TV-AfD: An Imperative-Annotated Corpus from The Big Bang Theory and Wikipedia’s Articles for Deletion Discussions
Yimin Xiao | Zong-Ying Slaton | Lu Xiao
Proceedings of the Twelfth Language Resources and Evaluation Conference
In this study, we created an imperative corpus with speech conversations from dialogues in The Big Bang Theory and with the written comments in Wikipedia’s Articles for Deletion discussions. For the TV show data, 59 episodes containing 25,076 statements are used. We manually annotated imperatives based on the annotation guideline adapted from Condoravdi and Lauer’s study (2012) and used the retrieved data to assess the performance of syntax-based classification rules. For the Wikipedia AfD comments data, we first developed and leveraged a syntax-based classifier to extract 10,624 statements that may be imperative, and we manually examined the statements and then identified true positives.

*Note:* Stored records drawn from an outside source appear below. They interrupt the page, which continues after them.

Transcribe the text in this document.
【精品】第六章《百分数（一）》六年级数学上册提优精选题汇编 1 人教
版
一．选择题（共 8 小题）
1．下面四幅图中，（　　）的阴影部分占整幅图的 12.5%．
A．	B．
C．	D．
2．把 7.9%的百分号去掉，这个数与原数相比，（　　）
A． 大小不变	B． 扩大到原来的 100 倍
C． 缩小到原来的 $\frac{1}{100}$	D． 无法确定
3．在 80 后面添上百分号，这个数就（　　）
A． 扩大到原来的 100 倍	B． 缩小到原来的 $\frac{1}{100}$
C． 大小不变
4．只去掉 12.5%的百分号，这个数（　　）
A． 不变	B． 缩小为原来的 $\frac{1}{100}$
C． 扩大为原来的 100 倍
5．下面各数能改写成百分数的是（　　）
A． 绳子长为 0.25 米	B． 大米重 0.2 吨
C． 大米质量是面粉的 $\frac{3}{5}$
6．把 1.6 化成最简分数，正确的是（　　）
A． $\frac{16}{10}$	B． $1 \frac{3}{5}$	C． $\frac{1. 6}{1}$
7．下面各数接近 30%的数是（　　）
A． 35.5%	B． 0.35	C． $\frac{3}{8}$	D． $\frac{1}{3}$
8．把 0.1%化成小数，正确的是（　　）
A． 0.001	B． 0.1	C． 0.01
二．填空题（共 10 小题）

With this corpus, we also examined the performance of the rule-based imperative detection tool. Our result shows different outcomes for speech (dialogue) and written data. The rule-based classification performs better in the written data in precision (0.80) compared to the speech data (0.44). Also, the rule-based classification has a low-performance overall for speech data with the precision of 0.44, recall of 0.41, and f-1 measure of 0.42. This finding implies the syntax-based model may need to be adjusted for a speech dataset because imperatives in oral communication have greater syntactic varieties and are highly context-dependent.